Member of the Cook County Board of Commissioners from the 16th district
- In office 2002–2010
- Preceded by: Allan C. Carr
- Succeeded by: Jeff Tobolski

Personal details
- Born: April 14, 1957 (age 69) Croatia
- Party: Republican
- Other political affiliations: Democratic
- Occupation: Attorney

= Tony Peraica =

American politician (born 1957)

Anthony J. "Tony" Peraica (born April 14, 1957) is an American politician from Chicago, Illinois. He was the Cook County Commissioner for the 16th district, and was the unsuccessful Republican nominee for Cook County treasurer in 1998, for president of the Cook County Board of Commissioners in 2006, for Cook County state's attorney in 2008, and for Cook County clerk in 2022.

==Early life, education, and career==
Peraica was born in Croatia in 1957, and was orphaned at the age of 11. He came to the United States when he was 13. He lived in Bridgeport, Chicago with his aunt and uncle. He attended the University of Illinois at Chicago, where he earned his B.A. in political science. He went on to earn his J.D. from the John Marshall Law School. He was admitted to the Illinois Bar in 1984, and continues to work as a lawyer in private practice at Anthony J. Peraica & Associates.

==Political career==
In 1994, Peraica was the Democratic nominee for the 16th district election to the Cook County Board of Commissioners, losing to Republican Allan C. Carr.

In 1998, Peraica switched parties and was the Republican nominee for Cook County Treasurer, this time losing an open race to Democrat Maria Pappas.

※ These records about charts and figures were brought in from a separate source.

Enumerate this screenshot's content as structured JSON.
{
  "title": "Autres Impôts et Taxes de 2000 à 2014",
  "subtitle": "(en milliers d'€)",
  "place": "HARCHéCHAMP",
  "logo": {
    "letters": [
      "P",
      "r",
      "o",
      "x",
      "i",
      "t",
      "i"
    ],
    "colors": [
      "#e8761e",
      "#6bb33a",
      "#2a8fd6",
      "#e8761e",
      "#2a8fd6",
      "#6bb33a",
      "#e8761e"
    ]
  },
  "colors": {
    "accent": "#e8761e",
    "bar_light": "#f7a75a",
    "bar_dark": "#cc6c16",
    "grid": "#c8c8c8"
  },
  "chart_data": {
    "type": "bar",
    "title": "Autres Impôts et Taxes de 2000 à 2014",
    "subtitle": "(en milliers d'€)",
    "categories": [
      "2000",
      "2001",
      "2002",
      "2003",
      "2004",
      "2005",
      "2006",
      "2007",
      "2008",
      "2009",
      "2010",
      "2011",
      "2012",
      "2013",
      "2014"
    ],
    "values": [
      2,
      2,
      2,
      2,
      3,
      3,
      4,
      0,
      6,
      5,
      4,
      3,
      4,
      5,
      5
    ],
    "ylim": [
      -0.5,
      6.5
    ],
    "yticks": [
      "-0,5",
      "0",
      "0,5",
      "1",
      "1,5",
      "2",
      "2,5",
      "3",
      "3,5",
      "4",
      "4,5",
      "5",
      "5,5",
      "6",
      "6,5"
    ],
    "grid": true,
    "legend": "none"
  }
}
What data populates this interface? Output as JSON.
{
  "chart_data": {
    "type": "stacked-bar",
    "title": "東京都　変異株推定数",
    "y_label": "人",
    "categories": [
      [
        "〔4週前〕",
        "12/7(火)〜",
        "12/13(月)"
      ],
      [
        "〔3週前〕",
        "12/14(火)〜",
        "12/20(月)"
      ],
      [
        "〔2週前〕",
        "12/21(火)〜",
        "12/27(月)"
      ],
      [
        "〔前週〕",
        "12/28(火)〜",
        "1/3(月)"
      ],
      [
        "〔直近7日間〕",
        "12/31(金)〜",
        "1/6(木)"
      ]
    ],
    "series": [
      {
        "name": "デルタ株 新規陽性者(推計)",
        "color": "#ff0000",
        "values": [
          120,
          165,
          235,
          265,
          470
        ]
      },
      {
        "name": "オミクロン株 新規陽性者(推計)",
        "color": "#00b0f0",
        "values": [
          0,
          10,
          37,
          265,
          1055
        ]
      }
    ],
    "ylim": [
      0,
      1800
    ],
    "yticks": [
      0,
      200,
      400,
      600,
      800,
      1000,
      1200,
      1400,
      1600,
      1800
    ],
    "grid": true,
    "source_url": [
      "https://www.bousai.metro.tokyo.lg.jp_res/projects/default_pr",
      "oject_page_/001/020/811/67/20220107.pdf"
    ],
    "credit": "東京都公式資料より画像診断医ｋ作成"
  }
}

He was elected to the Cook County Board of Commissioners in 2002 as a Republican, after defeating Al Carr in the Republican primary.

Peraica served as the Lyons Township Republican committeeman from 2002 to December 31, 2012.

In 2006, Peraica secured the Republican nomination for board president. Democrat Forrest Claypool challenged incumbent John Stroger in the Democratic primary. Stroger fell ill in the days leading up the primary, but defeated Claypool narrowly. Stroger withdrew from the general election, and the Democratic Party selected his son, Todd Stroger, to take his place on the ballot. Peraica ran a strong campaign in the heavily Democratic county, but ultimately lost in a close race to the younger Stroger. Peraica did, however, secure reelection to the county board.

In November 2008, Peraica lost the race for Cook County State's Attorney to Anita Alvarez, who was backed by the Chicago Democratic Party. In his 2010 Republican primary election for County Board, Peraica defeated his opponent 75% to 25%. During the 2010 election for the Cook County 16th District Commissioner, he was arrested for tearing up signs of his Democratic opponent Jeffery Tobolski in McCook.

On November 2, 2010, Peraica lost his bid for re-election to the County Board, being unseated by Democrat Jeffery Tobolski. Peraica received 42.3% of the vote to Tobolski's 50.6%.

On December 4, 2012, Peraica was found guilty of criminal damage to property for defacing the former rival's campaign signs prior to the 2010 election, and he was sentenced to four months of court supervision.

During the 2016 Republican Party presidential primaries, Peraica served on the Illinois leadership team of the presidential campaign of Senator Ted Cruz.

Peraica was the Republican nominee in the 2022 Cook County Clerk election.

==Personal life==
Peraica and wife Nilofar live in Riverside.